La foi en la personne de Jésus Christ n’est pas une opinion subjective, mais l’accueil d’une réalité dont toute personne dotée de raison peut juger de la validité ou non. Je suggèrerais à toute personne qui voudrait vraiment comprendre en quoi consiste l’enseignement de Jésus de ne pas avoir peur de ce qu’elle découvrira. La liberté d’adhésion est fondamentale dans la foi chrétienne et aucun chrétien ne saurait vous forcer à croire en ces choses somme toute assez incroyables telles que la résurrection de Jésus de Nazareth, la marche sur les eaux ou la multiplication des pains. Faites confiance à votre capacité de juger par vous-même de la véracité de l’enseignement. Commencez par découvrir la personne de Jésus, en prenant votre temps et en posant beaucoup de questions. Si vous n’êtes pas satisfait des réponses, demandez à un autre chrétien et comparez les réponses jusqu’à ce que vous ayez trouvé la véritable position sur un sujet donné!

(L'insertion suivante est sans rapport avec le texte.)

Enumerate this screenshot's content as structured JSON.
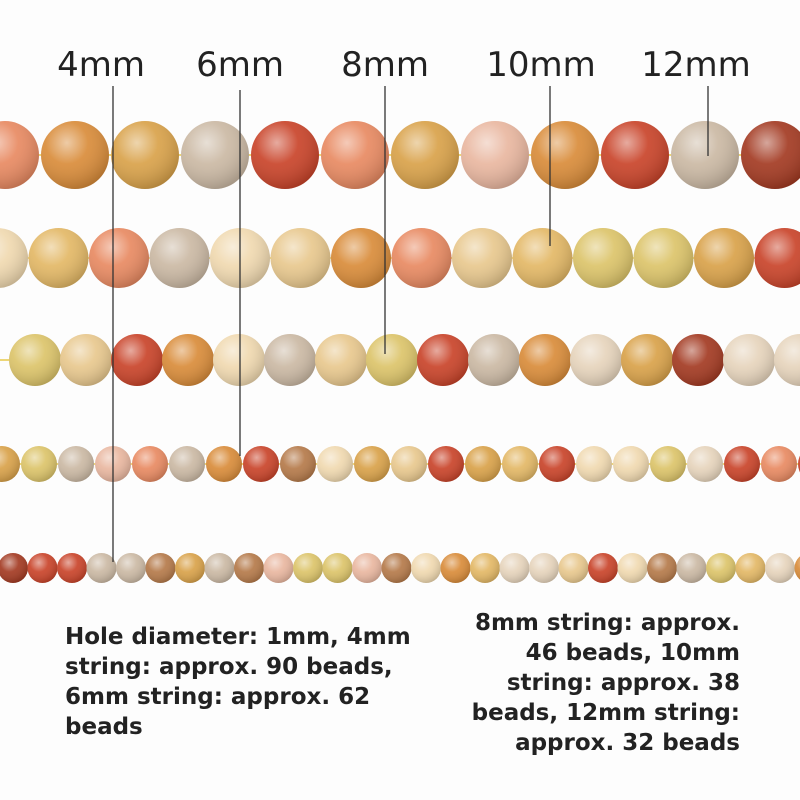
{
  "labels": [
    "4mm",
    "6mm",
    "8mm",
    "10mm",
    "12mm"
  ],
  "notes": {
    "left": "Hole diameter: 1mm, 4mm string: approx. 90 beads, 6mm string: approx. 62 beads",
    "right": "8mm string: approx. 46 beads, 10mm string: approx. 38 beads, 12mm string: approx. 32 beads"
  }
}
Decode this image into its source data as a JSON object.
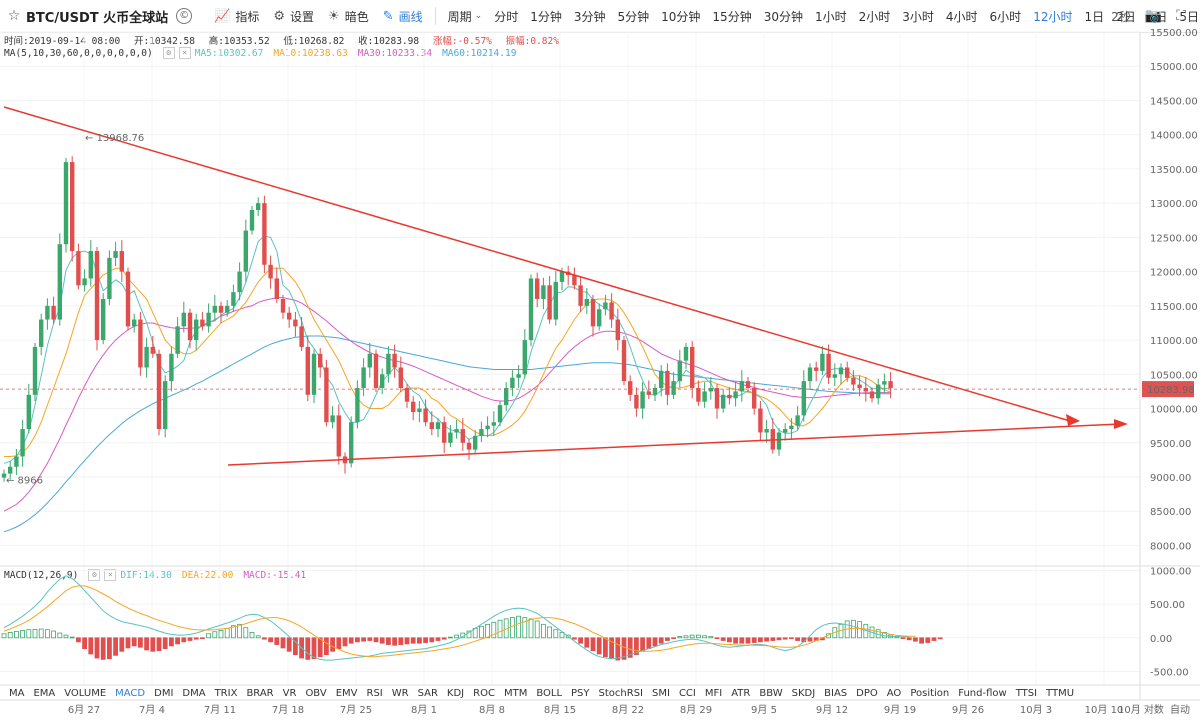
{
  "toolbar": {
    "symbol": "BTC/USDT 火币全球站",
    "info_icon": "©",
    "indicators_label": "指标",
    "settings_label": "设置",
    "theme_label": "暗色",
    "draw_label": "画线",
    "period_label": "周期",
    "timeframes": [
      "分时",
      "1分钟",
      "3分钟",
      "5分钟",
      "10分钟",
      "15分钟",
      "30分钟",
      "1小时",
      "2小时",
      "3小时",
      "4小时",
      "6小时",
      "12小时",
      "1日",
      "2日",
      "3日",
      "5日"
    ],
    "active_timeframe": "12小时",
    "interval_right": "2秒"
  },
  "ohlc": {
    "time": "时间:2019-09-14 08:00",
    "open": "开:10342.58",
    "high": "高:10353.52",
    "low": "低:10268.82",
    "close": "收:10283.98",
    "change": "涨幅:-0.57%",
    "amplitude": "振幅:0.82%"
  },
  "ma_info": {
    "label": "MA(5,10,30,60,0,0,0,0,0,0)",
    "ma5": "MA5:10302.67",
    "ma10": "MA10:10238.63",
    "ma30": "MA30:10233.34",
    "ma60": "MA60:10214.19"
  },
  "macd_info": {
    "label": "MACD(12,26,9)",
    "dif": "DIF:14.30",
    "dea": "DEA:22.00",
    "macd": "MACD:-15.41"
  },
  "indicators": [
    "MA",
    "EMA",
    "VOLUME",
    "MACD",
    "DMI",
    "DMA",
    "TRIX",
    "BRAR",
    "VR",
    "OBV",
    "EMV",
    "RSI",
    "WR",
    "SAR",
    "KDJ",
    "ROC",
    "MTM",
    "BOLL",
    "PSY",
    "StochRSI",
    "SMI",
    "CCI",
    "MFI",
    "ATR",
    "BBW",
    "SKDJ",
    "BIAS",
    "DPO",
    "AO",
    "Position",
    "Fund-flow",
    "TTSI",
    "TTMU"
  ],
  "active_indicator": "MACD",
  "axis_bottom_right": {
    "scale": "10月 对数",
    "auto": "自动"
  },
  "colors": {
    "up": "#3aa76d",
    "down": "#e04e4e",
    "ma5": "#5bc2c2",
    "ma10": "#f5a623",
    "ma30": "#d65cc4",
    "ma60": "#4aa8d8",
    "trend": "#e8382f",
    "price_tag": "#e05252"
  },
  "chart_data": [
    {
      "type": "candlestick",
      "title": "BTC/USDT 12h",
      "y_ticks": [
        8000,
        8500,
        9000,
        9500,
        10000,
        10500,
        11000,
        11500,
        12000,
        12500,
        13000,
        13500,
        14000,
        14500,
        15000,
        15500
      ],
      "ylim": [
        7700,
        15500
      ],
      "x_ticks": [
        "6月 27",
        "7月 4",
        "7月 11",
        "7月 18",
        "7月 25",
        "8月 1",
        "8月 8",
        "8月 15",
        "8月 22",
        "8月 29",
        "9月 5",
        "9月 12",
        "9月 19",
        "9月 26",
        "10月 3",
        "10月 10"
      ],
      "high_label": "13968.76",
      "low_label": "8966",
      "last_price": "10283.98",
      "closes": [
        9050,
        9150,
        9300,
        9700,
        10200,
        10900,
        11300,
        11500,
        11300,
        12400,
        13600,
        12300,
        11800,
        11900,
        12300,
        11000,
        11600,
        12200,
        12300,
        12000,
        11200,
        11300,
        10600,
        10900,
        10800,
        9700,
        10400,
        10800,
        11200,
        11400,
        11000,
        11300,
        11200,
        11400,
        11500,
        11400,
        11500,
        11700,
        12000,
        12600,
        12900,
        13000,
        12100,
        11900,
        11600,
        11400,
        11300,
        11200,
        10900,
        10200,
        10800,
        10600,
        9800,
        9900,
        9300,
        9200,
        9800,
        10300,
        10600,
        10800,
        10300,
        10500,
        10800,
        10600,
        10300,
        10100,
        9950,
        10000,
        9800,
        9700,
        9800,
        9500,
        9650,
        9700,
        9500,
        9400,
        9600,
        9700,
        9750,
        9800,
        10050,
        10300,
        10450,
        10500,
        11000,
        11900,
        11600,
        11800,
        11300,
        11850,
        12000,
        11950,
        11800,
        11500,
        11600,
        11200,
        11450,
        11550,
        11300,
        11000,
        10400,
        10200,
        10000,
        10250,
        10200,
        10300,
        10550,
        10200,
        10400,
        10700,
        10900,
        10300,
        10100,
        10250,
        10300,
        10000,
        10200,
        10150,
        10250,
        10400,
        10300,
        10000,
        9650,
        9700,
        9400,
        9650,
        9700,
        9750,
        9900,
        10400,
        10600,
        10550,
        10800,
        10450,
        10500,
        10600,
        10450,
        10350,
        10300,
        10250,
        10150,
        10350,
        10400,
        10300
      ],
      "ma5": [
        9200,
        9230,
        9300,
        9450,
        9660,
        10050,
        10480,
        10920,
        11240,
        11480,
        12020,
        12200,
        12280,
        12300,
        12260,
        11980,
        11720,
        11800,
        11880,
        11820,
        11660,
        11720,
        11480,
        11260,
        10960,
        10660,
        10520,
        10560,
        10620,
        10700,
        10970,
        11140,
        11220,
        11260,
        11280,
        11360,
        11420,
        11460,
        11620,
        11840,
        12140,
        12440,
        12520,
        12500,
        12300,
        11800,
        11720,
        11520,
        11280,
        11000,
        10880,
        10740,
        10460,
        10340,
        10100,
        9940,
        9800,
        9800,
        9840,
        10000,
        10200,
        10400,
        10500,
        10600,
        10500,
        10360,
        10250,
        10190,
        10030,
        9910,
        9850,
        9750,
        9690,
        9670,
        9630,
        9550,
        9590,
        9610,
        9600,
        9650,
        9780,
        9920,
        10060,
        10220,
        10460,
        10830,
        11090,
        11360,
        11520,
        11690,
        11700,
        11780,
        11770,
        11710,
        11700,
        11590,
        11520,
        11470,
        11410,
        11310,
        11140,
        10900,
        10630,
        10410,
        10220,
        10190,
        10260,
        10300,
        10330,
        10430,
        10560,
        10500,
        10480,
        10450,
        10370,
        10190,
        10170,
        10180,
        10180,
        10200,
        10260,
        10220,
        10160,
        10050,
        9810,
        9680,
        9640,
        9640,
        9680,
        9880,
        10070,
        10240,
        10450,
        10560,
        10580,
        10580,
        10560,
        10470,
        10420,
        10360,
        10290,
        10290,
        10290,
        10302
      ],
      "ma10": [
        9300,
        9300,
        9310,
        9360,
        9450,
        9600,
        9800,
        10050,
        10300,
        10550,
        10800,
        11100,
        11400,
        11650,
        11750,
        11850,
        11950,
        12000,
        12050,
        12050,
        11900,
        11800,
        11700,
        11600,
        11400,
        11200,
        11000,
        10900,
        10850,
        10800,
        10800,
        10850,
        10950,
        11050,
        11150,
        11250,
        11300,
        11350,
        11450,
        11550,
        11700,
        11850,
        11950,
        12050,
        12050,
        12050,
        11950,
        11850,
        11700,
        11500,
        11300,
        11150,
        11000,
        10850,
        10700,
        10500,
        10300,
        10150,
        10050,
        10000,
        10000,
        10000,
        10050,
        10150,
        10250,
        10300,
        10300,
        10300,
        10250,
        10150,
        10100,
        10000,
        9900,
        9850,
        9780,
        9720,
        9660,
        9620,
        9600,
        9610,
        9650,
        9700,
        9760,
        9840,
        9960,
        10120,
        10300,
        10500,
        10700,
        10880,
        11000,
        11150,
        11300,
        11420,
        11520,
        11580,
        11600,
        11600,
        11580,
        11520,
        11400,
        11250,
        11080,
        10900,
        10700,
        10500,
        10400,
        10320,
        10300,
        10300,
        10320,
        10350,
        10380,
        10400,
        10400,
        10360,
        10330,
        10300,
        10280,
        10260,
        10240,
        10220,
        10180,
        10140,
        10080,
        10000,
        9900,
        9800,
        9750,
        9750,
        9800,
        9900,
        10000,
        10120,
        10250,
        10360,
        10440,
        10480,
        10480,
        10450,
        10400,
        10330,
        10280,
        10238
      ],
      "ma30": [
        8500,
        8550,
        8600,
        8680,
        8780,
        8900,
        9050,
        9200,
        9380,
        9560,
        9760,
        9950,
        10150,
        10330,
        10500,
        10650,
        10780,
        10900,
        11000,
        11080,
        11150,
        11200,
        11230,
        11250,
        11250,
        11220,
        11200,
        11180,
        11170,
        11170,
        11170,
        11180,
        11200,
        11250,
        11300,
        11350,
        11380,
        11420,
        11450,
        11480,
        11500,
        11550,
        11580,
        11600,
        11620,
        11620,
        11600,
        11580,
        11540,
        11480,
        11420,
        11350,
        11280,
        11200,
        11120,
        11050,
        10980,
        10920,
        10870,
        10820,
        10780,
        10750,
        10720,
        10700,
        10680,
        10650,
        10620,
        10580,
        10540,
        10500,
        10460,
        10420,
        10380,
        10340,
        10300,
        10260,
        10220,
        10180,
        10150,
        10120,
        10110,
        10110,
        10120,
        10150,
        10200,
        10260,
        10330,
        10420,
        10520,
        10620,
        10720,
        10820,
        10900,
        10970,
        11030,
        11080,
        11110,
        11130,
        11130,
        11120,
        11100,
        11070,
        11030,
        10980,
        10920,
        10860,
        10800,
        10760,
        10720,
        10690,
        10660,
        10630,
        10600,
        10560,
        10520,
        10480,
        10440,
        10410,
        10380,
        10350,
        10330,
        10310,
        10280,
        10260,
        10240,
        10220,
        10200,
        10180,
        10170,
        10160,
        10160,
        10160,
        10170,
        10180,
        10190,
        10200,
        10210,
        10220,
        10225,
        10230,
        10232,
        10233,
        10233,
        10233
      ],
      "ma60": [
        8200,
        8230,
        8270,
        8320,
        8380,
        8450,
        8530,
        8620,
        8720,
        8820,
        8930,
        9030,
        9140,
        9240,
        9340,
        9440,
        9530,
        9620,
        9700,
        9780,
        9850,
        9910,
        9970,
        10020,
        10070,
        10110,
        10150,
        10190,
        10230,
        10270,
        10310,
        10360,
        10400,
        10450,
        10500,
        10550,
        10600,
        10650,
        10700,
        10750,
        10800,
        10850,
        10900,
        10940,
        10970,
        11000,
        11020,
        11040,
        11050,
        11060,
        11060,
        11060,
        11050,
        11040,
        11030,
        11010,
        10990,
        10970,
        10950,
        10930,
        10910,
        10890,
        10870,
        10850,
        10830,
        10810,
        10790,
        10770,
        10750,
        10730,
        10710,
        10690,
        10670,
        10650,
        10630,
        10610,
        10600,
        10590,
        10580,
        10570,
        10570,
        10570,
        10570,
        10570,
        10570,
        10570,
        10580,
        10590,
        10600,
        10610,
        10620,
        10630,
        10640,
        10650,
        10660,
        10670,
        10670,
        10670,
        10670,
        10660,
        10650,
        10640,
        10620,
        10600,
        10580,
        10560,
        10540,
        10520,
        10500,
        10490,
        10480,
        10470,
        10460,
        10450,
        10440,
        10430,
        10420,
        10410,
        10400,
        10390,
        10380,
        10370,
        10360,
        10350,
        10340,
        10330,
        10320,
        10310,
        10300,
        10290,
        10280,
        10270,
        10260,
        10250,
        10245,
        10240,
        10235,
        10230,
        10225,
        10220,
        10218,
        10216,
        10215,
        10214
      ]
    },
    {
      "type": "bar",
      "title": "MACD(12,26,9)",
      "y_ticks": [
        1000,
        500,
        0,
        -500
      ],
      "ylim": [
        -700,
        1050
      ],
      "hist": [
        60,
        80,
        95,
        110,
        120,
        125,
        130,
        120,
        100,
        70,
        40,
        10,
        -60,
        -160,
        -240,
        -300,
        -320,
        -310,
        -260,
        -200,
        -150,
        -120,
        -140,
        -180,
        -200,
        -190,
        -160,
        -120,
        -90,
        -60,
        -40,
        -20,
        -10,
        60,
        90,
        110,
        140,
        180,
        200,
        150,
        80,
        30,
        -20,
        -60,
        -100,
        -150,
        -200,
        -250,
        -300,
        -320,
        -310,
        -280,
        -250,
        -200,
        -160,
        -120,
        -80,
        -60,
        -50,
        -40,
        -60,
        -80,
        -100,
        -110,
        -100,
        -90,
        -80,
        -80,
        -70,
        -60,
        -40,
        -20,
        10,
        40,
        70,
        100,
        140,
        170,
        200,
        230,
        260,
        280,
        300,
        320,
        300,
        280,
        250,
        200,
        160,
        120,
        80,
        40,
        -20,
        -80,
        -140,
        -190,
        -240,
        -280,
        -310,
        -330,
        -320,
        -290,
        -250,
        -200,
        -160,
        -120,
        -80,
        -40,
        -10,
        20,
        30,
        40,
        40,
        30,
        20,
        -10,
        -40,
        -60,
        -80,
        -80,
        -80,
        -70,
        -60,
        -50,
        -40,
        -30,
        -20,
        -10,
        -40,
        -60,
        -50,
        -40,
        -30,
        60,
        150,
        200,
        250,
        260,
        240,
        200,
        160,
        120,
        80,
        40,
        20,
        -10,
        -30,
        -50,
        -80,
        -70,
        -40,
        -15
      ],
      "dif": [
        150,
        200,
        260,
        320,
        390,
        470,
        560,
        680,
        780,
        870,
        920,
        880,
        800,
        700,
        600,
        500,
        400,
        330,
        280,
        240,
        220,
        200,
        180,
        160,
        130,
        100,
        70,
        50,
        40,
        40,
        50,
        70,
        100,
        130,
        160,
        190,
        220,
        250,
        290,
        330,
        350,
        340,
        300,
        250,
        180,
        100,
        20,
        -60,
        -150,
        -230,
        -290,
        -320,
        -330,
        -330,
        -320,
        -310,
        -300,
        -290,
        -280,
        -270,
        -250,
        -230,
        -220,
        -210,
        -200,
        -190,
        -180,
        -170,
        -160,
        -140,
        -120,
        -100,
        -70,
        -30,
        20,
        80,
        140,
        200,
        260,
        320,
        370,
        410,
        430,
        440,
        430,
        400,
        360,
        300,
        230,
        160,
        90,
        20,
        -50,
        -120,
        -180,
        -240,
        -280,
        -300,
        -310,
        -300,
        -280,
        -250,
        -220,
        -190,
        -160,
        -130,
        -100,
        -80,
        -60,
        -40,
        -30,
        -20,
        -30,
        -50,
        -80,
        -110,
        -130,
        -140,
        -130,
        -120,
        -110,
        -100,
        -100,
        -110,
        -140,
        -170,
        -190,
        -170,
        -130,
        -60,
        30,
        120,
        180,
        210,
        220,
        210,
        190,
        170,
        140,
        110,
        80,
        50,
        30,
        20,
        15,
        15,
        14
      ],
      "dea": [
        100,
        130,
        170,
        210,
        260,
        320,
        390,
        460,
        540,
        620,
        700,
        750,
        770,
        770,
        740,
        700,
        650,
        600,
        540,
        490,
        440,
        400,
        360,
        330,
        290,
        260,
        230,
        200,
        170,
        150,
        130,
        120,
        115,
        115,
        120,
        130,
        140,
        160,
        180,
        210,
        240,
        270,
        290,
        300,
        300,
        280,
        250,
        210,
        160,
        100,
        40,
        -20,
        -80,
        -130,
        -170,
        -210,
        -240,
        -260,
        -270,
        -280,
        -280,
        -270,
        -265,
        -255,
        -245,
        -235,
        -225,
        -215,
        -205,
        -195,
        -180,
        -165,
        -150,
        -130,
        -110,
        -80,
        -50,
        -20,
        10,
        50,
        90,
        130,
        170,
        210,
        240,
        270,
        290,
        300,
        300,
        290,
        270,
        240,
        210,
        170,
        130,
        80,
        40,
        -10,
        -60,
        -100,
        -140,
        -170,
        -190,
        -200,
        -200,
        -195,
        -185,
        -170,
        -150,
        -130,
        -110,
        -95,
        -85,
        -80,
        -82,
        -88,
        -95,
        -100,
        -105,
        -108,
        -110,
        -110,
        -112,
        -118,
        -125,
        -135,
        -140,
        -140,
        -130,
        -110,
        -80,
        -40,
        0,
        40,
        80,
        110,
        130,
        140,
        140,
        130,
        110,
        90,
        70,
        50,
        35,
        28,
        24,
        22
      ]
    }
  ]
}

Le parcours Alpha est un excellent moyen de découvrir l’enseignement de Jésus tout en rencontrant des gens qui partagent les mêmes préoccupations que tout le monde : trouver l’amour, avoir un boulot satisfaisant et payant, trouver un équilibre entre la famille et toutes les autres priorités qui s’incrustent subtilement dans notre agenda au fil du temps… Les chrétiens ne sont pas au-dessus des autres et ne sont pas déconnectés de la réalité. Ils ont tout simplement fait la rencontre d’un homme qui a dit qu’il est Dieu, et cela a changé leur vie! N’ayez pas peur de leur poser toutes vos questions!

2 réponses

    1. Généralement le texte apporte des nuances auxquelles les catholiques ne sont pas familiers.Sortir d’une fâcheuses habitude de juger plutôt que d’accueillir sans condition est un long apprentissage, exigeant et profondément spirituel. Les catholiques ont commis des exactions? Bien sûr: Inquisition, Croisades etc. Peuvent-ils en être pardonnés? En lisant du même auteur, Yuval Noah Harari, Sapiens et Homo Deus on peut mieux comprendre notre évolution comme humanité. Ses propos ébranlent et déstabilisent mais purifient aussi tout ce qui émerge de nos illusions, de notre imaginaire, de la fiction.